Le grand rendez-vous annuel des mangeurs de bouquins a lieu ce week end. La Porte de Versailles s’ouvre pour accueillir du 21 au 24 mars le fameux salon du livre de Paris. Au programme, dédicaces, conférences et lectures. Cette année, le salon du livre mettra à l’honneur les lettres argentines et la ville de Shanghai. Plus de trente écrivains parmi les plus représentatifs de la littérature argentine sont attendus. A l’honneur également : le numérique.

E-book

Le livre 2.0 c’est quoi ?

Commençons par le commencement, le livre numérique est un livre édité et diffusé sur un support électronique : sur une tablette, un ordinateur, un smartphone ou encore sur une liseuse. En fonction du support, les services proposés de la tablette peuvent changer. Fini le papier, le dictionnaire, le stylo pour mettre des notes et la loupe pour grossir un texte trop petit, les liseuses proposent le tout en un. Ecran de 5 à 8 pouces, poids léger, dictionnaire intégré, connexion wi-fi ou bluetooth, choix des tailles et format de la police ou encore clavier intégré pour les annotations, l’e-book est une vraie révolution. Mais si le gadget est pratique, ce qu’on lui reproche c’est bien le fait d’être un gadget. Si internet est aujourd’hui ancré dans notre culture et qu’il n’y a plus de retour possible, le livre numérique, en essor depuis quelques années en France, est sujet a controverses.
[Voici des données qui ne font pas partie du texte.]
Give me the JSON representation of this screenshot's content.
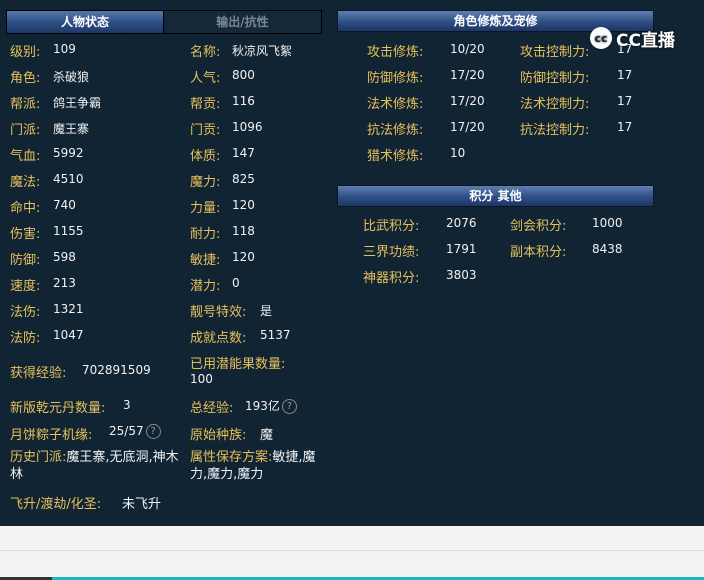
{
  "tabs": {
    "active": "人物状态",
    "inactive": "输出/抗性"
  },
  "left": {
    "rows": [
      {
        "l1": "级别:",
        "v1": "109",
        "l2": "名称:",
        "v2": "秋凉风飞絮"
      },
      {
        "l1": "角色:",
        "v1": "杀破狼",
        "l2": "人气:",
        "v2": "800"
      },
      {
        "l1": "帮派:",
        "v1": "鸽王争霸",
        "l2": "帮贡:",
        "v2": "116"
      },
      {
        "l1": "门派:",
        "v1": "魔王寨",
        "l2": "门贡:",
        "v2": "1096"
      },
      {
        "l1": "气血:",
        "v1": "5992",
        "l2": "体质:",
        "v2": "147"
      },
      {
        "l1": "魔法:",
        "v1": "4510",
        "l2": "魔力:",
        "v2": "825"
      },
      {
        "l1": "命中:",
        "v1": "740",
        "l2": "力量:",
        "v2": "120"
      },
      {
        "l1": "伤害:",
        "v1": "1155",
        "l2": "耐力:",
        "v2": "118"
      },
      {
        "l1": "防御:",
        "v1": "598",
        "l2": "敏捷:",
        "v2": "120"
      },
      {
        "l1": "速度:",
        "v1": "213",
        "l2": "潜力:",
        "v2": "0"
      },
      {
        "l1": "法伤:",
        "v1": "1321",
        "l2": "靓号特效:",
        "v2": "是"
      },
      {
        "l1": "法防:",
        "v1": "1047",
        "l2": "成就点数:",
        "v2": "5137"
      }
    ],
    "exp_label": "获得经验:",
    "exp_value": "702891509",
    "potential_label": "已用潜能果数量:",
    "potential_value": "100",
    "qiankun_label": "新版乾元丹数量:",
    "qiankun_value": "3",
    "total_exp_label": "总经验:",
    "total_exp_value": "193亿",
    "mooncake_label": "月饼粽子机缘:",
    "mooncake_value": "25/57",
    "race_label": "原始种族:",
    "race_value": "魔",
    "history_label": "历史门派:",
    "history_value": "魔王寨,无底洞,神木林",
    "attr_label": "属性保存方案:",
    "attr_value": "敏捷,魔力,魔力,魔力",
    "ascend_label": "飞升/渡劫/化圣:",
    "ascend_value": "未飞升"
  },
  "cultivation": {
    "title": "角色修炼及宠修",
    "rows": [
      {
        "l1": "攻击修炼:",
        "v1": "10/20",
        "l2": "攻击控制力:",
        "v2": "17"
      },
      {
        "l1": "防御修炼:",
        "v1": "17/20",
        "l2": "防御控制力:",
        "v2": "17"
      },
      {
        "l1": "法术修炼:",
        "v1": "17/20",
        "l2": "法术控制力:",
        "v2": "17"
      },
      {
        "l1": "抗法修炼:",
        "v1": "17/20",
        "l2": "抗法控制力:",
        "v2": "17"
      }
    ],
    "hunt_label": "猎术修炼:",
    "hunt_value": "10"
  },
  "points": {
    "title": "积分 其他",
    "rows": [
      {
        "l1": "比武积分:",
        "v1": "2076",
        "l2": "剑会积分:",
        "v2": "1000"
      },
      {
        "l1": "三界功绩:",
        "v1": "1791",
        "l2": "副本积分:",
        "v2": "8438"
      }
    ],
    "artifact_label": "神器积分:",
    "artifact_value": "3803"
  },
  "watermark": {
    "text": "CC直播",
    "mark": "cc"
  },
  "help_icon_glyph": "?",
  "colors": {
    "label": "#e8c05a",
    "value": "#f2f2f2",
    "background": "#102434",
    "header": "#2e4f85"
  }
}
La France en passe de céder

Le phénomène e-book se développe. Si aux Etats-Unis, 40% des livres sont vendus sur e-book, en France le livre numérique est encore en phase de croissance et représente 1% à 4% du marché. « La France est en retard », commente le PGD du studio de création Rosalis. « Mais le numérique occupe désormais une part non négligeable du marché du livre ». « Le marché ne va faire que s’accroitre, et d’ici une vingtaine d’année, il n’y aura presque plus de papier. » Si les français sont plus réfractaires que leurs voisins outre-Atlantique, il s’est quand même vendu plus de 500 000 liseuses l’an dernier. Et si l’on rajoute les smartphones sur lesquels on peut également lire, le phénomène e-lecture pourrait aller jusqu’à 30 millions d’appareils.
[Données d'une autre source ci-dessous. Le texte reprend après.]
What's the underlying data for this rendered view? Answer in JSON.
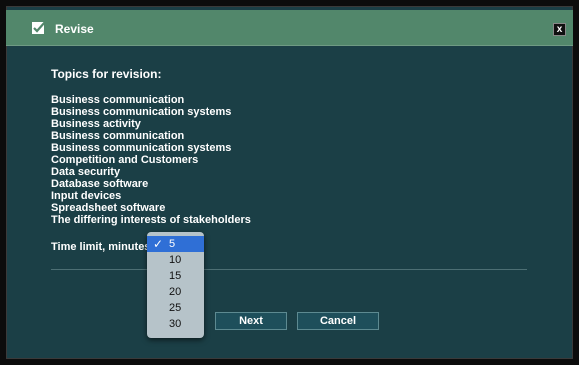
{
  "window": {
    "title": "Revise",
    "close_label": "x"
  },
  "content": {
    "heading": "Topics for revision:",
    "topics": [
      "Business communication",
      "Business communication systems",
      "Business activity",
      "Business communication",
      "Business communication systems",
      "Competition and Customers",
      "Data security",
      "Database software",
      "Input devices",
      "Spreadsheet software",
      "The differing interests of stakeholders"
    ],
    "time_label": "Time limit, minutes"
  },
  "time_limit": {
    "selected": "5",
    "options": [
      "5",
      "10",
      "15",
      "20",
      "25",
      "30"
    ]
  },
  "buttons": {
    "next": "Next",
    "cancel": "Cancel"
  },
  "colors": {
    "window_bg": "#1b3f46",
    "titlebar_bg": "#52876b",
    "selection": "#2f6fd6"
  }
}
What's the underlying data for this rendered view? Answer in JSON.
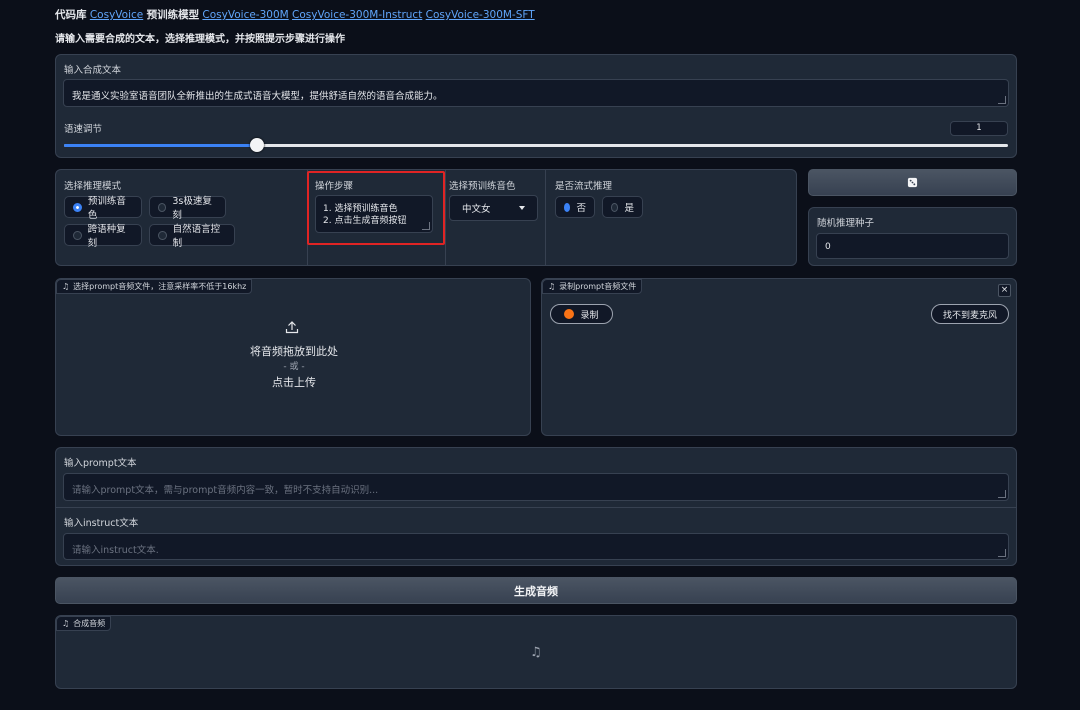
{
  "header": {
    "line_prefix": "代码库",
    "repo_link": "CosyVoice",
    "models_label": "预训练模型",
    "model_links": [
      "CosyVoice-300M",
      "CosyVoice-300M-Instruct",
      "CosyVoice-300M-SFT"
    ],
    "instruction": "请输入需要合成的文本，选择推理模式，并按照提示步骤进行操作"
  },
  "synthesis_text": {
    "label": "输入合成文本",
    "value": "我是通义实验室语音团队全新推出的生成式语音大模型，提供舒适自然的语音合成能力。"
  },
  "speed": {
    "label": "语速调节",
    "value": "1",
    "fraction": 0.2
  },
  "mode": {
    "label": "选择推理模式",
    "options": [
      "预训练音色",
      "3s极速复刻",
      "跨语种复刻",
      "自然语言控制"
    ],
    "selected": "预训练音色"
  },
  "steps": {
    "label": "操作步骤",
    "lines": [
      "1. 选择预训练音色",
      "2. 点击生成音频按钮"
    ]
  },
  "voice": {
    "label": "选择预训练音色",
    "value": "中文女"
  },
  "stream": {
    "label": "是否流式推理",
    "options": [
      "否",
      "是"
    ],
    "selected": "否"
  },
  "seed": {
    "dice_icon": "dice-icon",
    "label": "随机推理种子",
    "value": "0"
  },
  "upload": {
    "tag": "选择prompt音频文件，注意采样率不低于16khz",
    "drop_text": "将音频拖放到此处",
    "or_text": "- 或 -",
    "click_text": "点击上传"
  },
  "record": {
    "tag": "录制prompt音频文件",
    "record_label": "录制",
    "no_mic_label": "找不到麦克风"
  },
  "prompt_text": {
    "label": "输入prompt文本",
    "placeholder": "请输入prompt文本，需与prompt音频内容一致，暂时不支持自动识别..."
  },
  "instruct_text": {
    "label": "输入instruct文本",
    "placeholder": "请输入instruct文本."
  },
  "generate": {
    "label": "生成音频"
  },
  "output": {
    "tag": "合成音频"
  },
  "colors": {
    "highlight": "#e02424",
    "accent": "#3b82f6",
    "record_dot": "#f97316"
  }
}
Tout le monde veut prendre sa place

Malgré les quelques controverses, le livre aussi est obligé de passer par une révolution 2.0.  Fnac, Amazon et même la grande distribution Carrefour, tout le monde veut faire partie de la grande révolution numérique. Les grands perdants du match étant les libraires indépendants qui voient leurs ventes reculer sous le triple effet de la crise, des ventes sur internet et de l’essor du marché des E-book. Reste à savoir jusqu’où iront les grands groupes comme Amazon. L’industrie du livre papier est-elle en passe de suivre celle de la musique et de disparaître ? Affaire à suivre.

Reportage au salon du livre
Reportage au salon du livre

A l’occasion du 34ème salon du livre de Paris, notre équipe est partie en reportage à la recherche du numérique.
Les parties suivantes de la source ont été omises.